As the bus drove to the next stop, I wiped the steam from my glasses, and suddenly tears crowded into my eyes. The “ding” from the stop-requested bell transported me back to a scene from my past.
I am five years old. My father comes home from being out late. The door slams shut, and just like the “ding” that started the Ali-Frazier fight that I’d watched on TV, I’d hear a ding inside my head, signaling that the fight in my house was about to begin. All night I listen to my father beating my mother. The next day I see her black eye peeking out from behind her dark sunglasses.
Even though I was looking down, I knew that we were passing the Kaufmann department store building with its spring fashion collection in the window, an image I’d see twice daily, month after month, as I rode the bus back and forth to work. Again, I heard a “ding.”
I am eleven and sitting beside my paternal grandmother. She pulls bright shiny brass knuckles from a brown paper bag. Drunk, she whispers, “Your grandfather uses these on me. Don’t ev-er let a man hit you.”
I looked toward the bus driver, then out of his partially defogged window. The round dormitory buildings belong to the University of Pittsburgh. “Ding.”
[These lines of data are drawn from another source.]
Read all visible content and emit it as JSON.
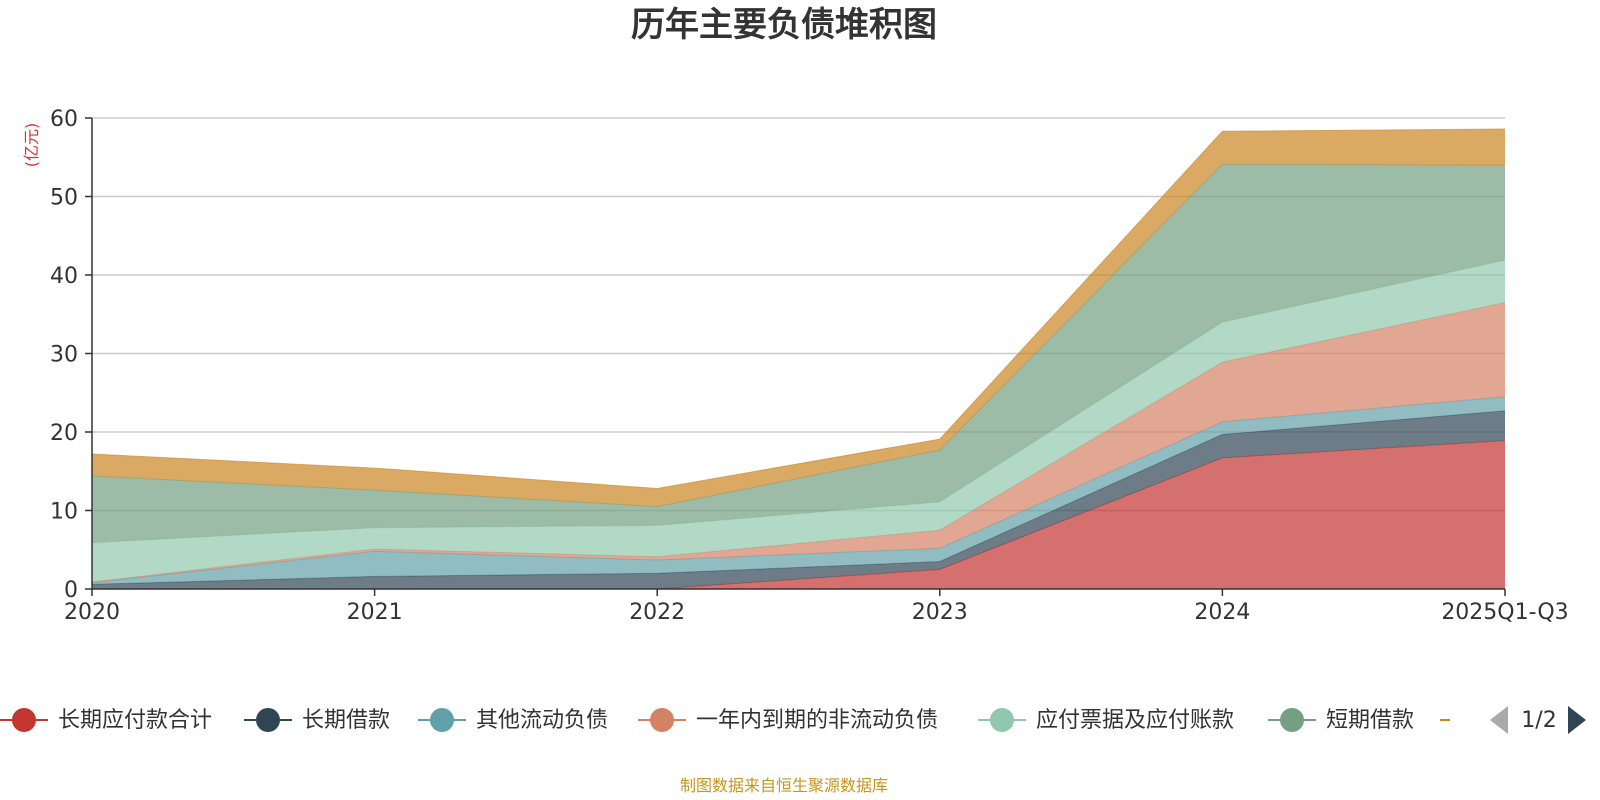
{
  "chart_data": {
    "type": "area",
    "stacked": true,
    "title": "历年主要负债堆积图",
    "unit_label": "(亿元)",
    "categories": [
      "2020",
      "2021",
      "2022",
      "2023",
      "2024",
      "2025Q1-Q3"
    ],
    "ylim": [
      0,
      60
    ],
    "y_ticks": [
      "0",
      "10",
      "20",
      "30",
      "40",
      "50",
      "60"
    ],
    "grid": true,
    "series": [
      {
        "name": "长期应付款合计",
        "color": "#c23531",
        "values": [
          0,
          0,
          0,
          2.5,
          16.7,
          18.9
        ]
      },
      {
        "name": "长期借款",
        "color": "#2f4554",
        "values": [
          0.6,
          1.6,
          2.0,
          1.0,
          3.0,
          3.8
        ]
      },
      {
        "name": "其他流动负债",
        "color": "#61a0a8",
        "values": [
          0.2,
          3.2,
          1.7,
          1.7,
          1.6,
          1.8
        ]
      },
      {
        "name": "一年内到期的非流动负债",
        "color": "#d48265",
        "values": [
          0.1,
          0.3,
          0.4,
          2.3,
          7.6,
          12.0
        ]
      },
      {
        "name": "应付票据及应付账款",
        "color": "#91c7ae",
        "values": [
          5.0,
          2.7,
          4.0,
          3.6,
          5.1,
          5.4
        ]
      },
      {
        "name": "短期借款",
        "color": "#749f83",
        "values": [
          8.5,
          4.8,
          2.4,
          6.6,
          20.1,
          12.1
        ]
      },
      {
        "name": "",
        "color": "#ca8622",
        "values": [
          2.8,
          2.8,
          2.3,
          1.4,
          4.2,
          4.6
        ]
      }
    ]
  },
  "legend": {
    "page_label": "1/2",
    "prev_icon": "triangle-left-icon",
    "next_icon": "triangle-right-icon"
  },
  "source_note": "制图数据来自恒生聚源数据库"
}
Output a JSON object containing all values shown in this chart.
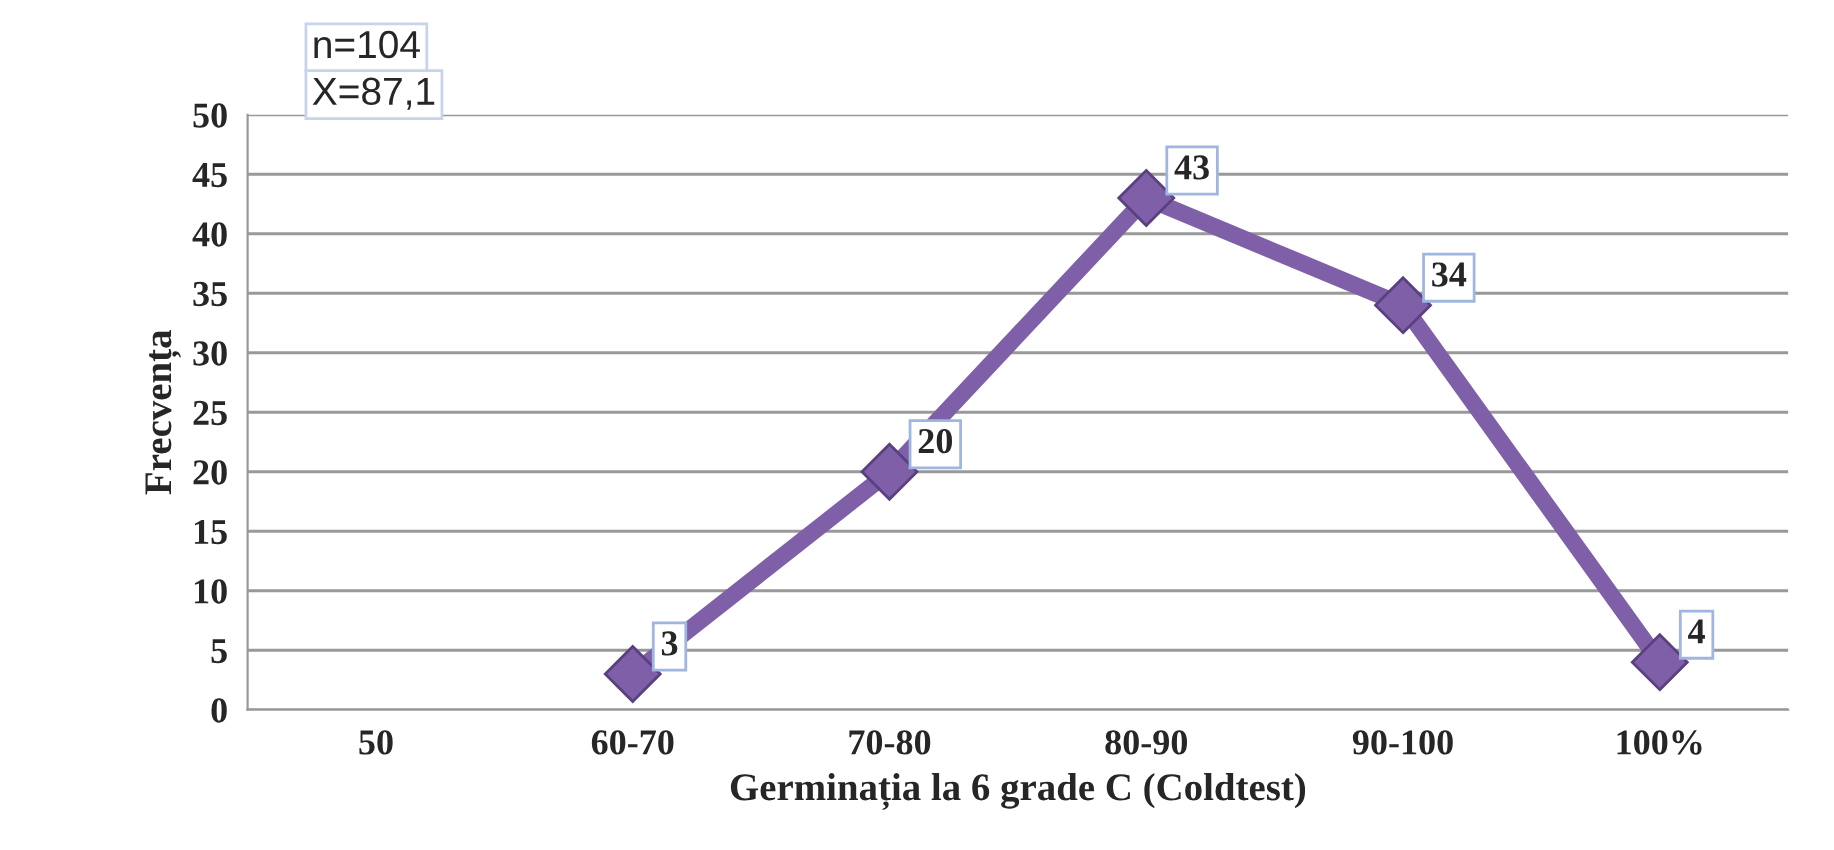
{
  "chart_data": {
    "type": "line",
    "xlabel": "Germinația la 6 grade C (Coldtest)",
    "ylabel": "Frecvența",
    "categories": [
      "50",
      "60-70",
      "70-80",
      "80-90",
      "90-100",
      "100%"
    ],
    "series": [
      {
        "color": "#7f60a8",
        "values": [
          null,
          3,
          20,
          43,
          34,
          4
        ]
      }
    ],
    "ylim": [
      0,
      50
    ],
    "yticks": [
      0,
      5,
      10,
      15,
      20,
      25,
      30,
      35,
      40,
      45,
      50
    ],
    "grid": "y",
    "marker": "diamond",
    "line_style": "solid",
    "data_labels": true,
    "legend": false,
    "annotations": [
      "n=104",
      "X=87,1"
    ]
  }
}
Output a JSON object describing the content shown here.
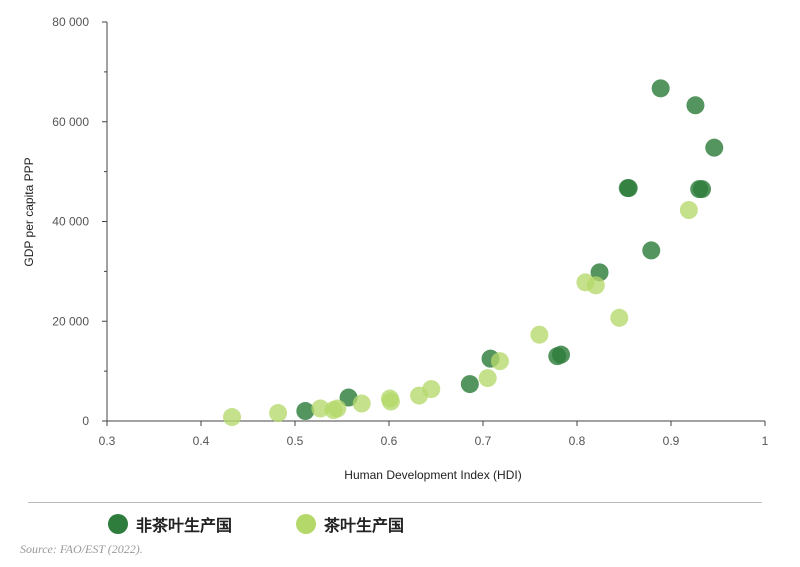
{
  "chart_data": {
    "type": "scatter",
    "title": "",
    "xlabel": "Human Development Index (HDI)",
    "ylabel": "GDP per capita PPP",
    "xlim": [
      0.3,
      1.0
    ],
    "ylim": [
      0,
      80000
    ],
    "x_ticks": [
      "0.3",
      "0.4",
      "0.5",
      "0.6",
      "0.7",
      "0.8",
      "0.9",
      "1"
    ],
    "y_ticks": [
      "0",
      "20 000",
      "40 000",
      "60 000",
      "80 000"
    ],
    "grid": false,
    "legend_position": "bottom-left",
    "series": [
      {
        "name": "非茶叶生产国",
        "color": "#2e7d3c",
        "points": [
          [
            0.511,
            2000
          ],
          [
            0.557,
            4700
          ],
          [
            0.686,
            7400
          ],
          [
            0.708,
            12500
          ],
          [
            0.779,
            13000
          ],
          [
            0.783,
            13300
          ],
          [
            0.824,
            29800
          ],
          [
            0.854,
            46700
          ],
          [
            0.855,
            46700
          ],
          [
            0.879,
            34200
          ],
          [
            0.889,
            66700
          ],
          [
            0.926,
            63300
          ],
          [
            0.93,
            46500
          ],
          [
            0.933,
            46500
          ],
          [
            0.946,
            54800
          ]
        ]
      },
      {
        "name": "茶叶生产国",
        "color": "#b5d86a",
        "points": [
          [
            0.433,
            800
          ],
          [
            0.482,
            1600
          ],
          [
            0.527,
            2500
          ],
          [
            0.541,
            2200
          ],
          [
            0.545,
            2500
          ],
          [
            0.571,
            3500
          ],
          [
            0.601,
            4500
          ],
          [
            0.602,
            3900
          ],
          [
            0.632,
            5100
          ],
          [
            0.645,
            6400
          ],
          [
            0.705,
            8600
          ],
          [
            0.718,
            12000
          ],
          [
            0.76,
            17300
          ],
          [
            0.809,
            27800
          ],
          [
            0.82,
            27200
          ],
          [
            0.845,
            20700
          ],
          [
            0.919,
            42300
          ]
        ]
      }
    ]
  },
  "source": "Source: FAO/EST (2022)."
}
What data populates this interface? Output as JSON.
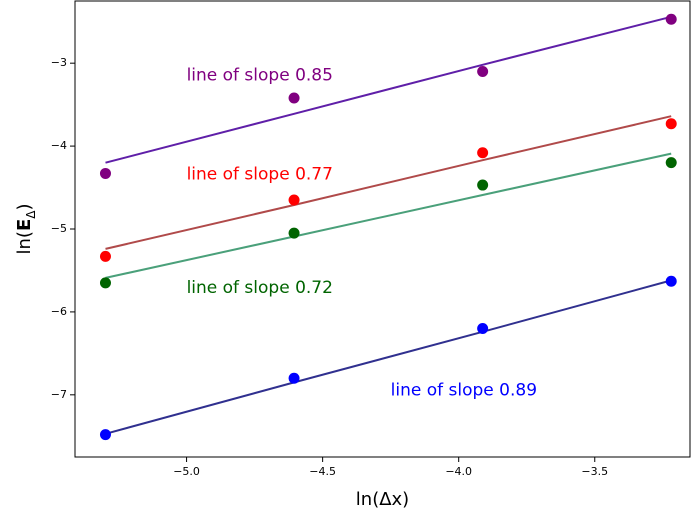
{
  "chart_data": {
    "type": "scatter",
    "xlabel": "ln(Δx)",
    "ylabel": "ln(E_Δ)",
    "ylabel_parts": {
      "prefix": "ln(",
      "main": "E",
      "sub": "Δ",
      "suffix": ")"
    },
    "xlim": [
      -5.41,
      -3.15
    ],
    "ylim": [
      -7.75,
      -2.25
    ],
    "x_ticks": [
      -5.0,
      -4.5,
      -4.0,
      -3.5
    ],
    "x_tick_labels": [
      "−5.0",
      "−4.5",
      "−4.0",
      "−3.5"
    ],
    "y_ticks": [
      -7,
      -6,
      -5,
      -4,
      -3
    ],
    "y_tick_labels": [
      "−7",
      "−6",
      "−5",
      "−4",
      "−3"
    ],
    "grid": false,
    "series": [
      {
        "color": "#800080",
        "line_color": "#5f1fa8",
        "x": [
          -5.298,
          -4.605,
          -3.912,
          -3.219
        ],
        "y": [
          -4.33,
          -3.42,
          -3.1,
          -2.47
        ],
        "fit_y": [
          -4.2,
          -3.61,
          -3.02,
          -2.44
        ]
      },
      {
        "color": "#ff0000",
        "line_color": "#b04a4a",
        "x": [
          -5.298,
          -4.605,
          -3.912,
          -3.219
        ],
        "y": [
          -5.33,
          -4.65,
          -4.08,
          -3.73
        ],
        "fit_y": [
          -5.24,
          -4.71,
          -4.17,
          -3.64
        ]
      },
      {
        "color": "#006400",
        "line_color": "#4aa07a",
        "x": [
          -5.298,
          -4.605,
          -3.912,
          -3.219
        ],
        "y": [
          -5.65,
          -5.05,
          -4.47,
          -4.2
        ],
        "fit_y": [
          -5.59,
          -5.09,
          -4.59,
          -4.09
        ]
      },
      {
        "color": "#0000ff",
        "line_color": "#30308f",
        "x": [
          -5.298,
          -4.605,
          -3.912,
          -3.219
        ],
        "y": [
          -7.48,
          -6.8,
          -6.2,
          -5.63
        ],
        "fit_y": [
          -7.47,
          -6.85,
          -6.24,
          -5.62
        ]
      }
    ],
    "annotations": [
      {
        "text": "line of slope 0.85",
        "x": -5.0,
        "y": -3.15,
        "color": "#800080"
      },
      {
        "text": "line of slope 0.77",
        "x": -5.0,
        "y": -4.34,
        "color": "#ff0000"
      },
      {
        "text": "line of slope 0.72",
        "x": -5.0,
        "y": -5.71,
        "color": "#006400"
      },
      {
        "text": "line of slope 0.89",
        "x": -4.25,
        "y": -6.95,
        "color": "#0000ff"
      }
    ]
  }
}
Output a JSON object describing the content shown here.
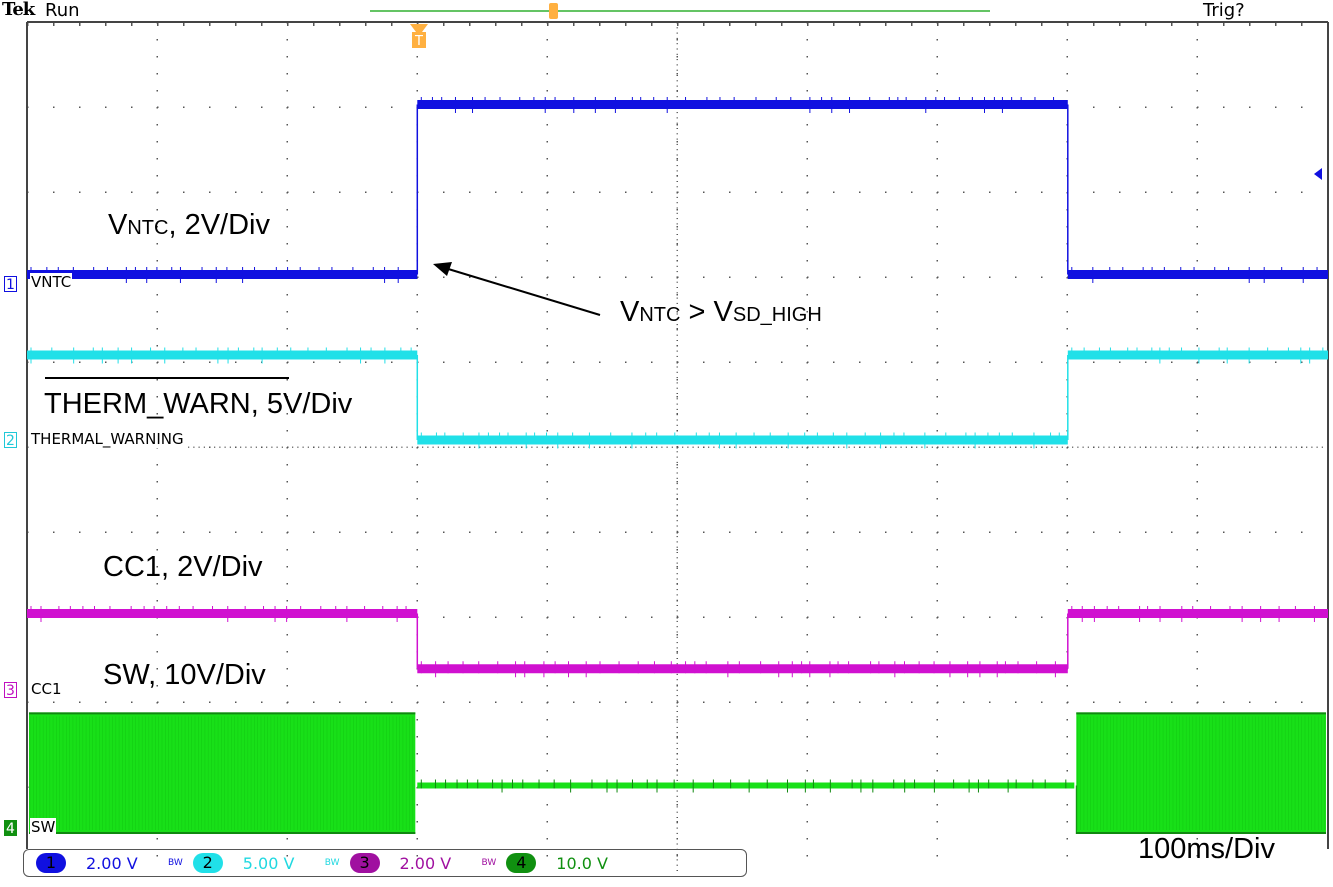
{
  "header": {
    "brand": "Tek",
    "status": "Run",
    "trigger_status": "Trig?"
  },
  "timebase": "100ms/Div",
  "colors": {
    "ch1": "#1010e0",
    "ch2": "#20e0e8",
    "ch3": "#d010d0",
    "ch4": "#18e018",
    "ch4_dark": "#108810",
    "trigger": "#ffb040",
    "grid": "#555555"
  },
  "channels": [
    {
      "num": "1",
      "label": "VNTC",
      "scale": "2.00 V",
      "bw": "BW",
      "color": "#1010e0",
      "badge_color": "#1010e0"
    },
    {
      "num": "2",
      "label": "THERMAL_WARNING",
      "scale": "5.00 V",
      "bw": "BW",
      "color": "#20e0e8",
      "badge_color": "#20e0e8"
    },
    {
      "num": "3",
      "label": "CC1",
      "scale": "2.00 V",
      "bw": "BW",
      "color": "#c010c0",
      "badge_color": "#a010a0"
    },
    {
      "num": "4",
      "label": "SW",
      "scale": "10.0 V",
      "bw": "",
      "color": "#109010",
      "badge_color": "#109010"
    }
  ],
  "annotations": {
    "vntc": {
      "main": "V",
      "sub": "NTC",
      "rest": ", 2V/Div"
    },
    "condition": {
      "v1": "V",
      "s1": "NTC",
      "mid": " > V",
      "s2": "SD_HIGH"
    },
    "therm": "THERM_WARN, 5V/Div",
    "cc1": "CC1, 2V/Div",
    "sw": "SW, 10V/Div"
  },
  "chart_data": {
    "type": "line",
    "xlabel": "",
    "ylabel": "",
    "x_unit": "ms",
    "xlim": [
      0,
      1000
    ],
    "time_per_div_ms": 100,
    "grid": true,
    "series": [
      {
        "name": "VNTC",
        "volts_per_div": 2,
        "segments": [
          {
            "t": [
              0,
              300
            ],
            "v": 0.2
          },
          {
            "t": [
              300,
              800
            ],
            "v": 4.2
          },
          {
            "t": [
              800,
              1000
            ],
            "v": 0.2
          }
        ]
      },
      {
        "name": "THERMAL_WARNING",
        "volts_per_div": 5,
        "segments": [
          {
            "t": [
              0,
              300
            ],
            "v": 5
          },
          {
            "t": [
              300,
              800
            ],
            "v": 0
          },
          {
            "t": [
              800,
              1000
            ],
            "v": 5
          }
        ]
      },
      {
        "name": "CC1",
        "volts_per_div": 2,
        "segments": [
          {
            "t": [
              0,
              300
            ],
            "v": 1.8
          },
          {
            "t": [
              300,
              800
            ],
            "v": 0.5
          },
          {
            "t": [
              800,
              1000
            ],
            "v": 1.8
          }
        ]
      },
      {
        "name": "SW",
        "volts_per_div": 10,
        "switching": true,
        "segments": [
          {
            "t": [
              0,
              300
            ],
            "v_min": 0,
            "v_max": 13.6
          },
          {
            "t": [
              300,
              805
            ],
            "v": 5
          },
          {
            "t": [
              805,
              1000
            ],
            "v_min": 0,
            "v_max": 13.6
          }
        ]
      }
    ]
  }
}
I am thirteen and my mother has just thrown a sewing box filled with sharp needles, scissors, thimbles, and thread at my younger brother. It misses him.
Head hung low, teeth grinding, hands shaking, I pulled the cord, hard. “Ding!” Inside my head, I yell “Stop! I want to get off.”
At Negley and Ellsworth, I staggered off the bus, wondering why I was suddenly having these horrifying memories for the first time.
My legs shook as I walked across the street toward my apartment. Blinded by my tear-speckled eyeglasses, I fumbled for my keys.
Emotionally exhausted, the small flight of stairs left me winded. I opened the door to my apartment, took off my coat, and sank to the floor, back against the wall. I looked around at the empty rooms, bare walls, and curtain-less windows, seeing only a futon mattress for sleeping, and expensive All-Clad cooking pot, a professional chef’s knife, and a secondhand four-piece Mikasa fine china dish set.
It wasn’t that I couldn’t afford to begin furnishing my place. The truth was that I wasn’t sure I wanted to. I didn’t want to fill it up with the should-haves from the latest TV commercials. It was my first place, and I wanted to decide wha furnishings best represented me. Part of me liked not having furniture. It gave me the feeling of building a new life from the ground up.
I started to cry again, and my salty tears came down like a monsoon with snot hanging from my nose. I sat on the floor like a four-year-old, hugging my knees. Then I heard the voice of my mother inside my head…
Disclosure: The author and interviewer met as undergraduate students at Temple University in 1984, and went on to enjoy a 30-year friendship punctuated by huge gaps in distance and communication (but none in mutual fondness and respect). The author provided the interviewer an advance copy of the book manuscript to read, knowing full well said interviewer would tell her if it sucked. Luckily, it didn’t.